Note: these are the slides from a presentation at Lexis Nexis in Alpharetta, GA, on 2014-01-08 as part of the DataScienceATL Meetup. A video of this talk from Dec 2013 is available on vimeo at http://bit.ly/1aJ6xlt
Note: Slideshare mis-converted the images in slides 16-17. Expect a fix in the next couple of days.
Deep learning is a hot area of machine learning named one of the "Breakthrough Technologies of 2013" by MIT Technology Review. The basic ideas extend neural network research from past decades and incorporate new discoveries in statistical machine learning and neuroscience. The results are new learning architectures and algorithms that promise disruptive advances in automatic feature engineering, pattern discovery, data modeling and artificial intelligence. Empirical results from real world applications and benchmarking routinely demonstrate state-of-the-art performance across diverse problems including: speech recognition, object detection, image understanding and machine translation.
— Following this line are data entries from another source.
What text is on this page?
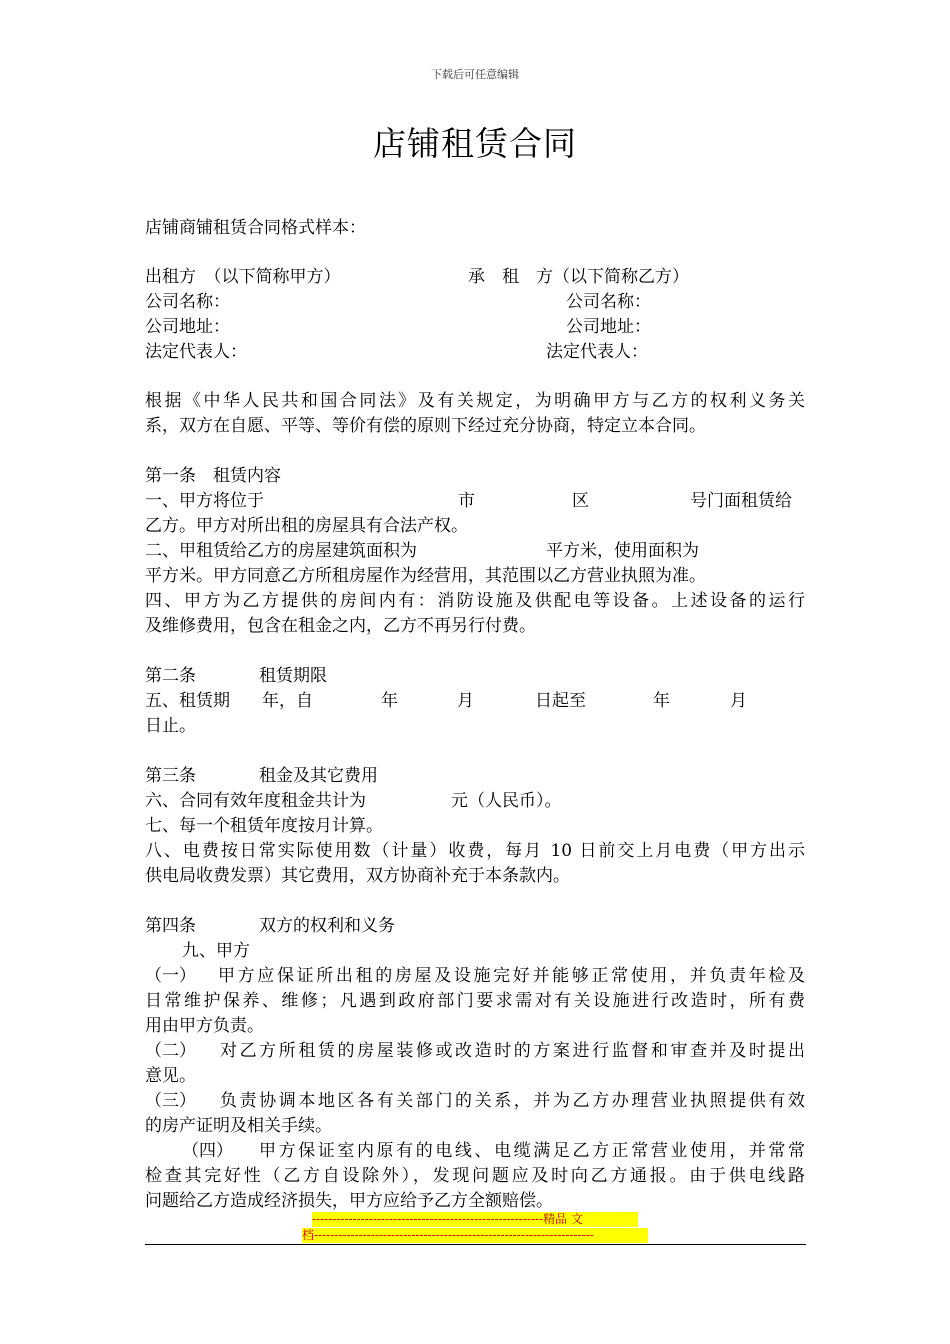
下载后可任意编辑
店铺租赁合同
店铺商铺租赁合同格式样本：
出租方　（以下简称甲方）	承　租　方（以下简称乙方）
公司名称：	公司名称：
公司地址：	公司地址：
法定代表人：	法定代表人：
根据《中华人民共和国合同法》及有关规定，为明确甲方与乙方的权利义务关
系，双方在自愿、平等、等价有偿的原则下经过充分协商，特定立本合同。
第一条　租赁内容
一、甲方将位于	市	区	号门面租赁给
乙方。甲方对所出租的房屋具有合法产权。
二、甲租赁给乙方的房屋建筑面积为	平方米，使用面积为
平方米。甲方同意乙方所租房屋作为经营用，其范围以乙方营业执照为准。
四、甲方为乙方提供的房间内有：消防设施及供配电等设备。上述设备的运行
及维修费用，包含在租金之内，乙方不再另行付费。
第二条	租赁期限
五、租赁期 年，自	年	月	日起至	年	月
日止。
第三条	租金及其它费用
六、合同有效年度租金共计为	元（人民币）。
七、每一个租赁年度按月计算。
八、电费按日常实际使用数（计量）收费，每月 10 日前交上月电费（甲方出示
供电局收费发票）其它费用，双方协商补充于本条款内。
第四条	双方的权利和义务
九、甲方
（一） 甲方应保证所出租的房屋及设施完好并能够正常使用，并负责年检及
日常维护保养、维修；凡遇到政府部门要求需对有关设施进行改造时，所有费
用由甲方负责。
（二） 对乙方所租赁的房屋装修或改造时的方案进行监督和审查并及时提出
意见。
（三） 负责协调本地区各有关部门的关系，并为乙方办理营业执照提供有效
的房产证明及相关手续。
（四） 甲方保证室内原有的电线、电缆满足乙方正常营业使用，并常常
检查其完好性（乙方自设除外），发现问题应及时向乙方通报。由于供电线路
问题给乙方造成经济损失，甲方应给予乙方全额赔偿。
---------------------------------------------------------精品 文
档---------------------------------------------------------------------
The technology is employed commercially today, notably in many popular Google products such as Street View, Google+ Image Search and Android Voice Recognition.
In this talk, we will present an overview of deep learning for data scientists: what it is, how it works, what it can do, and why it is important. We will review several real world applications and discuss some of the key hurdles to mainstream adoption. We will conclude by discussing our experiences implementing and running deep learning experiments on our own hardware data science appliance.